Aleksey: “That’s squarely the toolchain’s fault! All the tools listed here are impossibly fiddly to use. If you do profiling full-time (so, a perf engineer on a big project, a-la nnethercote), you can invest time and effort into learning all the perf flags. If, however, you want to spend only a fraction of time doing perf investigation, the learning curve is very unfriendly. I wish Rust took a page from Go’s book, which has
pprof.StartCPUProfile as part of the toolchain. This is going to require a huge effort, though.”
Rust for CLI
Developers use Rust mostly for building CLI tools, systems programming, and web development.
Andre: “CLI tools have proven to be a niche area where Rust shines. Last year, almost half of developers were developing them. What’s also interesting is that, while blockchain companies often proudly boast that they use Rust, only 6% of respondents actually work in that space. This is either a case of outsized hype and marketing or the few Rustaceans who work in blockchains are very effective developers. Or both.”
Florian: “Given that the public perception of Rust is that there are a lot of Rust jobs in the blockchain industry, I’m quite surprised to see this option below even embedded and academic use.”
Unsurprisingly, Linux takes first place as the primary Rust target platform. The integration of Rust into the Linux world continues as initial Rust support was merged into the Linux kernel in October.
Andre: “Linux reigns supreme, though Windows has made headway.
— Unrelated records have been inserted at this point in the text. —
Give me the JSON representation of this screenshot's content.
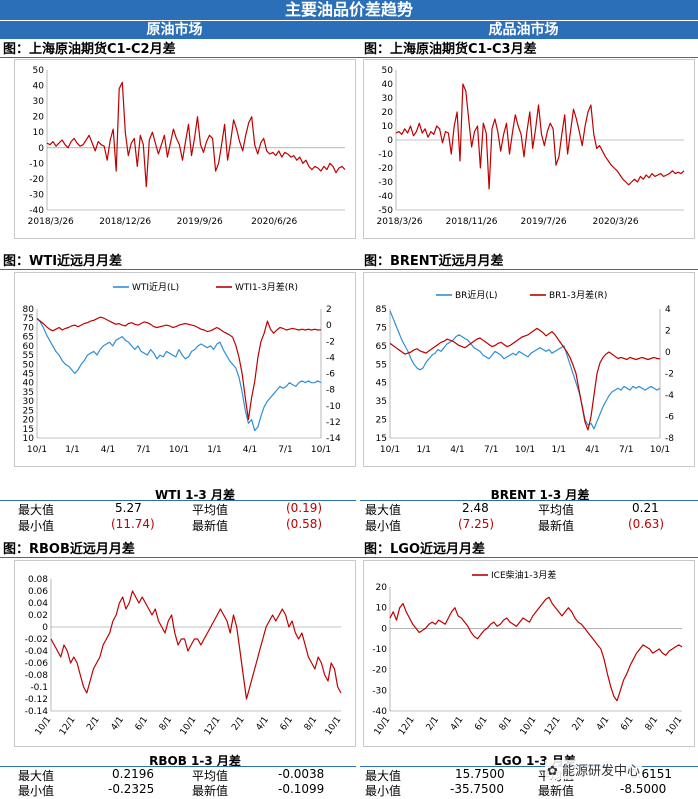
{
  "header": {
    "title": "主要油品价差趋势",
    "left_market": "原油市场",
    "right_market": "成品油市场"
  },
  "sections": {
    "sc_c1c2": "图：上海原油期货C1-C2月差",
    "sc_c1c3": "图：上海原油期货C1-C3月差",
    "wti": "图：WTI近远月月差",
    "brent": "图：BRENT近远月月差",
    "rbob": "图：RBOB近远月月差",
    "lgo": "图：LGO近远月月差"
  },
  "tables": {
    "wti": {
      "title": "WTI 1-3 月差",
      "max_label": "最大值",
      "max": "5.27",
      "avg_label": "平均值",
      "avg": "(0.19)",
      "min_label": "最小值",
      "min": "(11.74)",
      "latest_label": "最新值",
      "latest": "(0.58)"
    },
    "brent": {
      "title": "BRENT 1-3 月差",
      "max_label": "最大值",
      "max": "2.48",
      "avg_label": "平均值",
      "avg": "0.21",
      "min_label": "最小值",
      "min": "(7.25)",
      "latest_label": "最新值",
      "latest": "(0.63)"
    },
    "rbob": {
      "title": "RBOB 1-3 月差",
      "max_label": "最大值",
      "max": "0.2196",
      "avg_label": "平均值",
      "avg": "-0.0038",
      "min_label": "最小值",
      "min": "-0.2325",
      "latest_label": "最新值",
      "latest": "-0.1099"
    },
    "lgo": {
      "title": "LGO 1-3 月差",
      "max_label": "最大值",
      "max": "15.7500",
      "avg_label": "平均值",
      "avg": "0.6151",
      "min_label": "最小值",
      "min": "-35.7500",
      "latest_label": "最新值",
      "latest": "-8.5000"
    }
  },
  "watermark": "能源研发中心",
  "colors": {
    "band": "#2B6FB8",
    "series_red": "#C00000",
    "series_blue": "#2E8FD6"
  },
  "chart_data": [
    {
      "id": "sc_c1c2",
      "type": "line",
      "x_ticks": [
        "2018/3/26",
        "2018/12/26",
        "2019/9/26",
        "2020/6/26"
      ],
      "ylim": [
        -40,
        50
      ],
      "y_ticks": [
        50,
        40,
        30,
        20,
        10,
        0,
        -10,
        -20,
        -30,
        -40
      ],
      "series": [
        {
          "color": "#C00000",
          "values": [
            3,
            2,
            4,
            1,
            3,
            5,
            2,
            0,
            4,
            6,
            3,
            1,
            2,
            5,
            8,
            3,
            -2,
            4,
            2,
            1,
            -8,
            5,
            12,
            -15,
            38,
            42,
            10,
            -5,
            3,
            6,
            -12,
            8,
            2,
            -25,
            5,
            10,
            3,
            -4,
            2,
            8,
            -6,
            3,
            12,
            6,
            2,
            -8,
            4,
            15,
            -5,
            6,
            20,
            2,
            -3,
            4,
            8,
            6,
            -15,
            -10,
            2,
            15,
            -8,
            4,
            18,
            12,
            4,
            -2,
            8,
            16,
            20,
            2,
            -4,
            3,
            6,
            -2,
            -4,
            -3,
            -5,
            -2,
            -6,
            -3,
            -4,
            -6,
            -5,
            -8,
            -6,
            -10,
            -8,
            -12,
            -14,
            -12,
            -13,
            -15,
            -12,
            -14,
            -10,
            -12,
            -16,
            -13,
            -12,
            -14
          ]
        }
      ]
    },
    {
      "id": "sc_c1c3",
      "type": "line",
      "x_ticks": [
        "2018/3/26",
        "2018/11/26",
        "2019/7/26",
        "2020/3/26"
      ],
      "ylim": [
        -50,
        50
      ],
      "y_ticks": [
        50,
        40,
        30,
        20,
        10,
        0,
        -10,
        -20,
        -30,
        -40,
        -50
      ],
      "series": [
        {
          "color": "#C00000",
          "values": [
            5,
            6,
            4,
            8,
            5,
            10,
            3,
            6,
            12,
            5,
            8,
            2,
            6,
            4,
            10,
            8,
            -2,
            6,
            5,
            -10,
            10,
            20,
            -15,
            40,
            35,
            15,
            -5,
            6,
            10,
            -20,
            12,
            5,
            -35,
            8,
            15,
            6,
            -8,
            4,
            12,
            -10,
            5,
            18,
            10,
            4,
            -12,
            6,
            20,
            -6,
            8,
            25,
            4,
            -4,
            6,
            12,
            8,
            -18,
            -12,
            4,
            18,
            -10,
            6,
            22,
            15,
            6,
            -4,
            10,
            20,
            25,
            4,
            -6,
            -4,
            -8,
            -12,
            -15,
            -18,
            -20,
            -22,
            -25,
            -28,
            -30,
            -32,
            -30,
            -28,
            -30,
            -26,
            -28,
            -25,
            -27,
            -24,
            -26,
            -25,
            -24,
            -26,
            -25,
            -24,
            -22,
            -24,
            -23,
            -24,
            -22
          ]
        }
      ]
    },
    {
      "id": "wti",
      "type": "line",
      "x_ticks": [
        "10/1",
        "1/1",
        "4/1",
        "7/1",
        "10/1",
        "1/1",
        "4/1",
        "7/1",
        "10/1"
      ],
      "ylim": [
        10,
        80
      ],
      "y_ticks": [
        80,
        75,
        70,
        65,
        60,
        55,
        50,
        45,
        40,
        35,
        30,
        25,
        20,
        15,
        10
      ],
      "y2lim": [
        -14,
        2
      ],
      "y2_ticks": [
        2,
        0,
        -2,
        -4,
        -6,
        -8,
        -10,
        -12,
        -14
      ],
      "legend": [
        "WTI近月(L)",
        "WTI1-3月差(R)"
      ],
      "series": [
        {
          "name": "WTI近月(L)",
          "axis": "left",
          "color": "#2E8FD6",
          "values": [
            75,
            73,
            70,
            66,
            63,
            60,
            57,
            55,
            52,
            50,
            49,
            47,
            45,
            47,
            50,
            52,
            55,
            56,
            57,
            55,
            58,
            60,
            61,
            62,
            60,
            63,
            64,
            65,
            63,
            62,
            60,
            58,
            60,
            57,
            56,
            55,
            58,
            56,
            53,
            55,
            54,
            57,
            56,
            55,
            54,
            58,
            55,
            53,
            54,
            57,
            58,
            60,
            61,
            60,
            59,
            60,
            58,
            61,
            62,
            58,
            55,
            52,
            50,
            48,
            43,
            35,
            25,
            18,
            20,
            14,
            16,
            22,
            27,
            30,
            32,
            34,
            36,
            38,
            37,
            38,
            40,
            39,
            38,
            40,
            41,
            40,
            41,
            40,
            40,
            41,
            40
          ]
        },
        {
          "name": "WTI1-3月差(R)",
          "axis": "right",
          "color": "#C00000",
          "values": [
            0.8,
            0.5,
            0.2,
            -0.2,
            -0.5,
            -0.7,
            -0.5,
            -0.3,
            -0.6,
            -0.4,
            -0.3,
            -0.1,
            0,
            -0.2,
            0,
            0.2,
            0.3,
            0.5,
            0.6,
            0.8,
            1.0,
            0.9,
            0.7,
            0.5,
            0.3,
            0.1,
            0.2,
            0,
            -0.1,
            0.2,
            0.3,
            0.1,
            0,
            0.2,
            0.4,
            0.3,
            0.1,
            -0.2,
            -0.3,
            -0.2,
            -0.1,
            0,
            -0.1,
            -0.3,
            -0.2,
            0,
            0.1,
            0.2,
            0.1,
            0,
            -0.1,
            -0.3,
            -0.5,
            -0.6,
            -0.8,
            -0.7,
            -0.5,
            -0.3,
            -0.5,
            -0.8,
            -1.0,
            -1.2,
            -1.5,
            -2.5,
            -4,
            -6,
            -9,
            -11.7,
            -9,
            -7,
            -4,
            -2,
            -1,
            0.5,
            -0.5,
            -1.0,
            -0.6,
            -0.3,
            -0.4,
            -0.6,
            -0.5,
            -0.4,
            -0.5,
            -0.6,
            -0.5,
            -0.6,
            -0.5,
            -0.6,
            -0.5,
            -0.6,
            -0.58
          ]
        }
      ]
    },
    {
      "id": "brent",
      "type": "line",
      "x_ticks": [
        "10/1",
        "1/1",
        "4/1",
        "7/1",
        "10/1",
        "1/1",
        "4/1",
        "7/1",
        "10/1"
      ],
      "ylim": [
        15,
        85
      ],
      "y_ticks": [
        85,
        75,
        65,
        55,
        45,
        35,
        25,
        15
      ],
      "y2lim": [
        -8,
        4
      ],
      "y2_ticks": [
        4,
        2,
        0,
        -2,
        -4,
        -6,
        -8
      ],
      "legend": [
        "BR近月(L)",
        "BR1-3月差(R)"
      ],
      "series": [
        {
          "name": "BR近月(L)",
          "axis": "left",
          "color": "#2E8FD6",
          "values": [
            84,
            80,
            76,
            72,
            68,
            65,
            62,
            58,
            55,
            53,
            52,
            53,
            56,
            58,
            60,
            61,
            63,
            62,
            64,
            66,
            67,
            68,
            70,
            71,
            70,
            69,
            68,
            66,
            64,
            63,
            62,
            60,
            59,
            58,
            60,
            62,
            61,
            60,
            58,
            59,
            60,
            61,
            60,
            62,
            61,
            60,
            59,
            61,
            62,
            63,
            64,
            63,
            62,
            63,
            61,
            62,
            63,
            64,
            65,
            60,
            55,
            50,
            45,
            40,
            33,
            25,
            22,
            23,
            20,
            24,
            28,
            32,
            35,
            38,
            40,
            41,
            42,
            41,
            43,
            42,
            41,
            43,
            42,
            43,
            42,
            41,
            42,
            43,
            42,
            41,
            42
          ]
        },
        {
          "name": "BR1-3月差(R)",
          "axis": "right",
          "color": "#C00000",
          "values": [
            0.8,
            0.6,
            0.4,
            0.2,
            0,
            -0.2,
            -0.1,
            0,
            0.2,
            0.3,
            0.1,
            0,
            -0.1,
            0.1,
            0.3,
            0.5,
            0.7,
            0.9,
            1.0,
            1.2,
            1.1,
            1.0,
            0.8,
            0.6,
            0.5,
            0.4,
            0.6,
            0.8,
            1.0,
            1.2,
            1.3,
            1.1,
            0.9,
            0.7,
            0.5,
            0.6,
            0.8,
            0.9,
            0.7,
            0.5,
            0.6,
            0.8,
            1.0,
            1.2,
            1.4,
            1.5,
            1.6,
            1.8,
            2.0,
            2.2,
            2.0,
            1.8,
            1.5,
            1.7,
            1.9,
            1.6,
            1.2,
            0.8,
            0.4,
            0,
            -0.5,
            -1.2,
            -2,
            -3.5,
            -5,
            -6.5,
            -7.25,
            -6,
            -4,
            -2,
            -1,
            -0.5,
            -0.2,
            0,
            -0.2,
            -0.4,
            -0.6,
            -0.5,
            -0.6,
            -0.7,
            -0.5,
            -0.6,
            -0.7,
            -0.6,
            -0.5,
            -0.6,
            -0.7,
            -0.6,
            -0.5,
            -0.6,
            -0.63
          ]
        }
      ]
    },
    {
      "id": "rbob",
      "type": "line",
      "x_ticks": [
        "10/1",
        "12/1",
        "2/1",
        "4/1",
        "6/1",
        "8/1",
        "10/1",
        "12/1",
        "2/1",
        "4/1",
        "6/1",
        "8/1",
        "10/1"
      ],
      "ylim": [
        -0.14,
        0.08
      ],
      "y_ticks": [
        0.08,
        0.06,
        0.04,
        0.02,
        0,
        -0.02,
        -0.04,
        -0.06,
        -0.08,
        -0.1,
        -0.12,
        -0.14
      ],
      "series": [
        {
          "color": "#C00000",
          "values": [
            -0.02,
            -0.03,
            -0.04,
            -0.05,
            -0.03,
            -0.04,
            -0.06,
            -0.05,
            -0.06,
            -0.08,
            -0.1,
            -0.11,
            -0.09,
            -0.07,
            -0.06,
            -0.05,
            -0.03,
            -0.02,
            -0.01,
            0.01,
            0.02,
            0.04,
            0.05,
            0.03,
            0.04,
            0.06,
            0.05,
            0.04,
            0.05,
            0.04,
            0.03,
            0.02,
            0.03,
            0.01,
            0,
            -0.01,
            0.01,
            0.02,
            -0.01,
            -0.03,
            -0.02,
            -0.02,
            -0.04,
            -0.03,
            -0.02,
            -0.02,
            -0.03,
            -0.02,
            -0.01,
            0,
            0.01,
            0.02,
            0.03,
            0.02,
            0.01,
            -0.01,
            0.02,
            0,
            -0.04,
            -0.08,
            -0.12,
            -0.1,
            -0.08,
            -0.06,
            -0.04,
            -0.02,
            0,
            0.01,
            0.02,
            0.01,
            0.02,
            0.03,
            0.02,
            0,
            0.01,
            -0.01,
            -0.02,
            -0.01,
            -0.03,
            -0.05,
            -0.06,
            -0.07,
            -0.05,
            -0.06,
            -0.08,
            -0.09,
            -0.06,
            -0.07,
            -0.1,
            -0.11
          ]
        }
      ]
    },
    {
      "id": "lgo",
      "type": "line",
      "x_ticks": [
        "10/1",
        "12/1",
        "2/1",
        "4/1",
        "6/1",
        "8/1",
        "10/1",
        "12/1",
        "2/1",
        "4/1",
        "6/1",
        "8/1",
        "10/1"
      ],
      "ylim": [
        -40,
        20
      ],
      "y_ticks": [
        20,
        10,
        0,
        -10,
        -20,
        -30,
        -40
      ],
      "legend": [
        "ICE柴油1-3月差"
      ],
      "series": [
        {
          "name": "ICE柴油1-3月差",
          "color": "#C00000",
          "values": [
            5,
            8,
            4,
            10,
            12,
            8,
            5,
            2,
            0,
            -2,
            -1,
            0,
            2,
            3,
            2,
            4,
            3,
            2,
            5,
            8,
            10,
            6,
            5,
            3,
            1,
            -2,
            -4,
            -5,
            -3,
            -1,
            0,
            2,
            3,
            1,
            2,
            4,
            5,
            3,
            2,
            1,
            3,
            5,
            4,
            3,
            6,
            8,
            10,
            12,
            14,
            15,
            12,
            10,
            8,
            6,
            8,
            10,
            8,
            5,
            3,
            2,
            0,
            -2,
            -4,
            -6,
            -8,
            -10,
            -15,
            -22,
            -28,
            -33,
            -35,
            -30,
            -25,
            -22,
            -18,
            -15,
            -12,
            -10,
            -8,
            -9,
            -10,
            -12,
            -11,
            -10,
            -12,
            -13,
            -11,
            -10,
            -9,
            -8,
            -9
          ]
        }
      ]
    }
  ]
}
I think this may be due to Microsoft investing in Rust, combined with the fact that Linux users are often early adopters and the growing community now has more conservative users, who tend to use the OS their PC came with.”
Florian: “Another tiny surprise for me – I would have placed WebAssembly somewhere around embedded use. Once again, this shows how important polling is.”
The share of developers using rust-analyzer has increased from 25% to 45%. IntelliJ Rust is used by 42% of developers, compared to 47% last year.
Aleksey: “Huge growth for rust-analyzer! Not surprising, given that the rust-analyzer project recently became a part of the wider Rust organization, and the Rust Language Server (RLS) has been deprecated in favor of rust-analyzer. I am personally quite happy that a lot of folks use advanced IDEs for Rust, and that there’s healthy competition and collaboration between IntelliJ Rust and rust-analyzer!”
Andre: “rust-analyzer has made major headway, now being the official LSP implementation for Rust. IntelliJ Rust has stayed very strong, too. Having worked with both, I still switch between them every now and then. Two fine pieces of engineering. Kudos!”